Sleeping Position Matters in Patients With GERD

NEW YORK (Reuters Health) – The position in which a person with gastroesophageal reflux disease (GERD) sleeps appears to have an impact on the occurrence of reflux symptoms during the night, according to a small study that suggests lying on the left side is best.

“Findings of this study suggest that when time spent in the right lateral and supine sleep positions can be reduced or avoided entirely, patients will have a substantially lower acid exposure time, which may result in less esophageal damage and fewer nocturnal reflux symptoms,” the study team writes in the American Journal of Gastroenterology.

“This is not common knowledge among doctors. We hope that this study changes this,” first author Dr. Jeroen Schuitenmaker with Department of Gastroenterology and Hepatology, University Medical Centers Amsterdam, the Netherlands, told Reuters Health by email.

“Lifestyle modifications, such as raising the head-end of the bed and avoiding eating and/or drinking before going to bed, are often the first steps in the treatment of troublesome nocturnal reflux symptoms,” Dr. Schuitenmaker noted.

“With the information from this study, clinicians could advise patients to sleep on the left lateral decubitus position as much as possible to reduce the occurrence of heartburn and/or regurgitation symptoms,” Dr. Schuitenmaker added.

Most patients with GERD experience symptoms at night, which can harm sleep quality. Studies in healthy volunteers and patients with GERD have suggested that the right lateral decubitus position is associated with a higher esophageal acid exposure time compared with the left lateral decubitus position.

“However, these small sample size studies have used experimental conditions that do not reflect the nighttime because these were performed during daytime when awake, only focusing on the postprandial period or without pH-impedance technology,” the researchers point out in their paper.

They investigated the effect of spontaneous sleep positions on the occurrence of nocturnal gastroesophageal reflux by combining pH-impedance and sleep position monitoring in 57 patients with reflux symptoms.

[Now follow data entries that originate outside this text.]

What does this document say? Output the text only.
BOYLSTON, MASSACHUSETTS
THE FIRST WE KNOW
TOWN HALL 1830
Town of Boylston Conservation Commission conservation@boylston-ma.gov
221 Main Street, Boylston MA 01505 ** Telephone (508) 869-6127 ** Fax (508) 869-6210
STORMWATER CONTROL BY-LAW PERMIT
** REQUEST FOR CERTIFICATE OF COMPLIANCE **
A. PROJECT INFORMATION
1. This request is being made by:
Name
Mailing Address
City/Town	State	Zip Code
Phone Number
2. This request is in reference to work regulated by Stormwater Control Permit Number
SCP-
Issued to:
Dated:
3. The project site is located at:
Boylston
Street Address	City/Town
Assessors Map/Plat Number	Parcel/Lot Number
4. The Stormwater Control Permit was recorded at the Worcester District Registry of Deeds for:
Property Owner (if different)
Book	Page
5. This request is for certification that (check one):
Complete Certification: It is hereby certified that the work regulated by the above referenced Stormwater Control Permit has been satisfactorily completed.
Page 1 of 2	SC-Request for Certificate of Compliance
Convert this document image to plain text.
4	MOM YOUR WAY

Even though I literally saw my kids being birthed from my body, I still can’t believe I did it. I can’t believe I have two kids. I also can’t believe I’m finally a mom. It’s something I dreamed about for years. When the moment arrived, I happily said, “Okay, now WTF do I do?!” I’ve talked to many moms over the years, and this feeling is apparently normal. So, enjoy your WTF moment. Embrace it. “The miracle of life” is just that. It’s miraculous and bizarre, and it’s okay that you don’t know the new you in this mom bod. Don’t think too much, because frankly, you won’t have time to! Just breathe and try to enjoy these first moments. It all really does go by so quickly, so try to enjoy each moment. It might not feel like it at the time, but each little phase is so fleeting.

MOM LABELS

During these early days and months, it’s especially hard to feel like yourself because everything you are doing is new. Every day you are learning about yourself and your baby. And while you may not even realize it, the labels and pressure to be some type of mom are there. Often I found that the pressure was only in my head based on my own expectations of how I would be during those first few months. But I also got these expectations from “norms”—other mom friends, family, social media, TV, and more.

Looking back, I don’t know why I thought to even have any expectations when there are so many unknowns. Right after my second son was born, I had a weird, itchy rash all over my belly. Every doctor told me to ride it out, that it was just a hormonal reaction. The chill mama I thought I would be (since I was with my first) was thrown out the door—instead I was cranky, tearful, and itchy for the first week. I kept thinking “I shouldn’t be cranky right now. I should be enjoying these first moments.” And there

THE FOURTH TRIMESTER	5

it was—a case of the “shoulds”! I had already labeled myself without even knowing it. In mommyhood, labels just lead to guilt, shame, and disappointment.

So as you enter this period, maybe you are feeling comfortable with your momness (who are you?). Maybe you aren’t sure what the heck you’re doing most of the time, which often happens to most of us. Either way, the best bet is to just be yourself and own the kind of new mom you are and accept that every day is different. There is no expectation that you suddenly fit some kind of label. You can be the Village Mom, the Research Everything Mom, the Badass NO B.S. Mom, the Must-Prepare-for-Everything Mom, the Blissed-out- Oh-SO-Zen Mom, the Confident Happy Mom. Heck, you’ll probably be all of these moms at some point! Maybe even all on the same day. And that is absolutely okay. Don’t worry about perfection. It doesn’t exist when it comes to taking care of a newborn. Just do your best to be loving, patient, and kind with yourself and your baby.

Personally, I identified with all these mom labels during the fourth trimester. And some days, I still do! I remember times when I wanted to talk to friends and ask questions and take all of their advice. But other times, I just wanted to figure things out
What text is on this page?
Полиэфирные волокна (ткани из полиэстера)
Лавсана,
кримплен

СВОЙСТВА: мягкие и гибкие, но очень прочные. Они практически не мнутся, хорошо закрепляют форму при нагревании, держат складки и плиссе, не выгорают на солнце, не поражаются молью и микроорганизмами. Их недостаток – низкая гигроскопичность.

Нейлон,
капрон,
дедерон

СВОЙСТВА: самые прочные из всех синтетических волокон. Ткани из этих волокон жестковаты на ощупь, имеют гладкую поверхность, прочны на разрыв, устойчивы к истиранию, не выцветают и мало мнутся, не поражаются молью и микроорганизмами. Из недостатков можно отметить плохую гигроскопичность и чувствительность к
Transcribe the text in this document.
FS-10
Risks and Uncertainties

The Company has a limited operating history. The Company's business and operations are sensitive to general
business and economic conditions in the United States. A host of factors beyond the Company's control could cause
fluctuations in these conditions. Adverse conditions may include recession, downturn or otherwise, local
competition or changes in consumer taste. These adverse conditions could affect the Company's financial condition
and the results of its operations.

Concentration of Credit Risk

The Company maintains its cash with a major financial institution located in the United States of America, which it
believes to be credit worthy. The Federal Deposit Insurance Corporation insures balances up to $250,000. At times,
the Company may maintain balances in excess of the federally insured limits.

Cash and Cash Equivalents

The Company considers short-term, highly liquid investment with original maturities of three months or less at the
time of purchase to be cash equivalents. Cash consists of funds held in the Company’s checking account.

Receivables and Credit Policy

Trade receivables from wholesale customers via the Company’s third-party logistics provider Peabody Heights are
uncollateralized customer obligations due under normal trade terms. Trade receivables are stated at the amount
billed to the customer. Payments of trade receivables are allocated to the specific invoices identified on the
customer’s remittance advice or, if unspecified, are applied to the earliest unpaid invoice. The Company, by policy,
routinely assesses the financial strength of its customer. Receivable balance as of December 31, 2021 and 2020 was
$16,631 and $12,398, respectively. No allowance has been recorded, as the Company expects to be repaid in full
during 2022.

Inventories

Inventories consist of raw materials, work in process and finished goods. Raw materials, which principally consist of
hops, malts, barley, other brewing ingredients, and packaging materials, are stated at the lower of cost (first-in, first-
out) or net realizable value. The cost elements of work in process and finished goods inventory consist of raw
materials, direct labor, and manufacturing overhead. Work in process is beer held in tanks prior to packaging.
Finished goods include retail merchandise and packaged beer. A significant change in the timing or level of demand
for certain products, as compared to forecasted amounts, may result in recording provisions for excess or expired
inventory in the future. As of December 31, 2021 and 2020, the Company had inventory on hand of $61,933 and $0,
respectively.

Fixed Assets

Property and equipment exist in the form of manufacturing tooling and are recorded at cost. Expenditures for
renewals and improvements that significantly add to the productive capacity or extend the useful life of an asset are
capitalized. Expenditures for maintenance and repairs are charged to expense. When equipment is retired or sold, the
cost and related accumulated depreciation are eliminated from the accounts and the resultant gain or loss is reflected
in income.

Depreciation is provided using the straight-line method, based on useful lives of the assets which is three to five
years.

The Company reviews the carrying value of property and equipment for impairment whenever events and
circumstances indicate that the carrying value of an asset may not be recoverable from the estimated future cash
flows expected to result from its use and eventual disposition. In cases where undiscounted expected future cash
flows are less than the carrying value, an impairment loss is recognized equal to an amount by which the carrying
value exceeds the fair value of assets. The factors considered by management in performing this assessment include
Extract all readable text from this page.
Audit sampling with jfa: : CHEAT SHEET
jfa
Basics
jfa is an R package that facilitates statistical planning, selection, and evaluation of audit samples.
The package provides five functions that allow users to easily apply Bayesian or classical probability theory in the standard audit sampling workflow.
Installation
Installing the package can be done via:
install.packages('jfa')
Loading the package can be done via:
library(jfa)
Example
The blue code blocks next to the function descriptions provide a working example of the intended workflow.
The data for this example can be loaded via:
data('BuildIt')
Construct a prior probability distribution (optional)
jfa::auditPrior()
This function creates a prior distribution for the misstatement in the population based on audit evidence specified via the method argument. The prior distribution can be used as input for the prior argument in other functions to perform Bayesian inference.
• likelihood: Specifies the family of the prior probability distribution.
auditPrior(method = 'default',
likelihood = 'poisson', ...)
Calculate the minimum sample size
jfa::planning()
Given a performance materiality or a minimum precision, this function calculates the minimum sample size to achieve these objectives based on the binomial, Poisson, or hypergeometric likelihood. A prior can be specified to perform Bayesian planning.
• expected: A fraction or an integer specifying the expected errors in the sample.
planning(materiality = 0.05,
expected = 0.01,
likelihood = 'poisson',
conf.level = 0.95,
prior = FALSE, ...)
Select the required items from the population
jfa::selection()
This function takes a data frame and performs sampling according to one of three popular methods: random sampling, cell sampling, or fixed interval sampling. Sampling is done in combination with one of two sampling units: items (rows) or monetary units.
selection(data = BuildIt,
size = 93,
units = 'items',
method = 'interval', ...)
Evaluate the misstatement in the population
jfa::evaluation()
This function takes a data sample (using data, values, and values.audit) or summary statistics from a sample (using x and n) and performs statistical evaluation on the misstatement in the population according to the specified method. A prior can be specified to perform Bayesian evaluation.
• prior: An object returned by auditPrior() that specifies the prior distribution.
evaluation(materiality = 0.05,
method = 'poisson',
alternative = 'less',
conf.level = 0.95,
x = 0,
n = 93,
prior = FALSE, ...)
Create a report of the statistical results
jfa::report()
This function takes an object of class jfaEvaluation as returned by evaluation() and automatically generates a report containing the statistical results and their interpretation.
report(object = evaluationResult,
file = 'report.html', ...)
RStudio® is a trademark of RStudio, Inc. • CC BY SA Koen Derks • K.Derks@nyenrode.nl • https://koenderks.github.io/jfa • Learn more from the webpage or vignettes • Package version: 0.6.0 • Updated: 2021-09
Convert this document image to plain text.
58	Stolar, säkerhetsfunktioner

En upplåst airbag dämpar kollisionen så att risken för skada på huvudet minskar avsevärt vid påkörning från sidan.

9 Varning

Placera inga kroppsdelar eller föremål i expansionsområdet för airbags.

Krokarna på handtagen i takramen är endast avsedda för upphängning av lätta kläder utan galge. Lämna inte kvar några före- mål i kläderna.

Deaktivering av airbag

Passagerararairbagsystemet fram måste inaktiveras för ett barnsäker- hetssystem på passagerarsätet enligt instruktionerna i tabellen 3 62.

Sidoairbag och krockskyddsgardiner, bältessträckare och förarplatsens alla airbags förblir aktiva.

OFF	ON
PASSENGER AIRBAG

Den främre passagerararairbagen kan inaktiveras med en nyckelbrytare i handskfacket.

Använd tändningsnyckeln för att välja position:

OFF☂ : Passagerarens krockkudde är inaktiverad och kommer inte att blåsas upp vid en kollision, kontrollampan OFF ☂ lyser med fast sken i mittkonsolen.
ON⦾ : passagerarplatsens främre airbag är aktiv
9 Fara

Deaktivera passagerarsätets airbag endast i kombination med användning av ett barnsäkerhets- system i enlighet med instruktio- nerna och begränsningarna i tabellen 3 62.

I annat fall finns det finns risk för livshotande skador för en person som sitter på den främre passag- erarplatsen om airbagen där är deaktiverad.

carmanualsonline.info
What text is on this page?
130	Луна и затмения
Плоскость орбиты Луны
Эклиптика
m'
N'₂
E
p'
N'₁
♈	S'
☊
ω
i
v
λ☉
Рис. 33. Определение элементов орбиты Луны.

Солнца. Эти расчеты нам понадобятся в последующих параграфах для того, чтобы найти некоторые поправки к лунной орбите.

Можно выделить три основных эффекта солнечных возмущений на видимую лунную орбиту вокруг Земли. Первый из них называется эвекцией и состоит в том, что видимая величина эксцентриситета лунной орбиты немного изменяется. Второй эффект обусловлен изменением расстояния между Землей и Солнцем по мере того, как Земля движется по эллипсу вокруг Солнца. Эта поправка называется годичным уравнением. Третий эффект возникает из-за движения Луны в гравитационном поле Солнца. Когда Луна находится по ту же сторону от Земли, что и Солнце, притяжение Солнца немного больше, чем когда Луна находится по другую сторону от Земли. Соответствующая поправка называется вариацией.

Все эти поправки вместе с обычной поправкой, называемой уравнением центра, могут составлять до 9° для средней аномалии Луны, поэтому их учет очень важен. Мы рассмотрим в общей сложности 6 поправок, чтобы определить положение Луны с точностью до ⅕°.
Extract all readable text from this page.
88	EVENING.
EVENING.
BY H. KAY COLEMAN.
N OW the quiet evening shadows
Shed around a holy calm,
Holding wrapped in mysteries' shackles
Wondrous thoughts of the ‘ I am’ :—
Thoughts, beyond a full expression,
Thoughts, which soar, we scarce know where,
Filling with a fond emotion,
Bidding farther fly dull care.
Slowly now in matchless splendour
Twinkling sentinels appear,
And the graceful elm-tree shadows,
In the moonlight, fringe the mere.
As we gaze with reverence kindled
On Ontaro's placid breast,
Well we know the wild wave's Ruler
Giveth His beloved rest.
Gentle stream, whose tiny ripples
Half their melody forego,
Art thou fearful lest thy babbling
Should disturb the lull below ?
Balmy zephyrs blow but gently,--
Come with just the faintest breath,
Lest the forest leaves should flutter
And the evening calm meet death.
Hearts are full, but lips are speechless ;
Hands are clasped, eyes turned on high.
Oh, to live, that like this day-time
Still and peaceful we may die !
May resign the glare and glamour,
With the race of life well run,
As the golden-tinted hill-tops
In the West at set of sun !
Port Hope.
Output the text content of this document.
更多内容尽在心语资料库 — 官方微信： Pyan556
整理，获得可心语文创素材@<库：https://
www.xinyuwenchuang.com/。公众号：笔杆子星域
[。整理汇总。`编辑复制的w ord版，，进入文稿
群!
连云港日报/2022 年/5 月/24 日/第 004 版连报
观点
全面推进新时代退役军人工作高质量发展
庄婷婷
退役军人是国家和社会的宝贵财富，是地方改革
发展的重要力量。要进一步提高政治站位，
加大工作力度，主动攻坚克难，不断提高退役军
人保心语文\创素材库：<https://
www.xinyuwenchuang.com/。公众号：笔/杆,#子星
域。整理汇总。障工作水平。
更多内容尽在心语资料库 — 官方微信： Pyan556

They observed a significantly shorter acid exposure time when the patient slept in the left lateral position compared with the right lateral position (P=0.022) and the supine position (P=0.022).

In addition, the esophageal acid clearance time was significantly shorter in the left lateral position compared with the supine (P=0.030) and right lateral positions (P=0.002).

“Our findings confirm previous experimental studies in which the left lateral decubitus position was found to be associated with a substantially shorter esophageal acid exposure time and faster esophageal acid clearance compared with the right lateral decubitus position,” Dr. Schuitenmaker and colleagues write.

“These findings provide a rationale for interventions aiming to promote the left lateral decubitus sleep position to alleviate nocturnal esophageal acid exposure and reflux symptoms,” they add.

They note that the exact cause of faster esophageal clearance and shorter esophageal exposure time in the left lateral decubitus position “should be further explored. However, the position of the stomach relative to the esophagogastric junction is the most likely explanation.”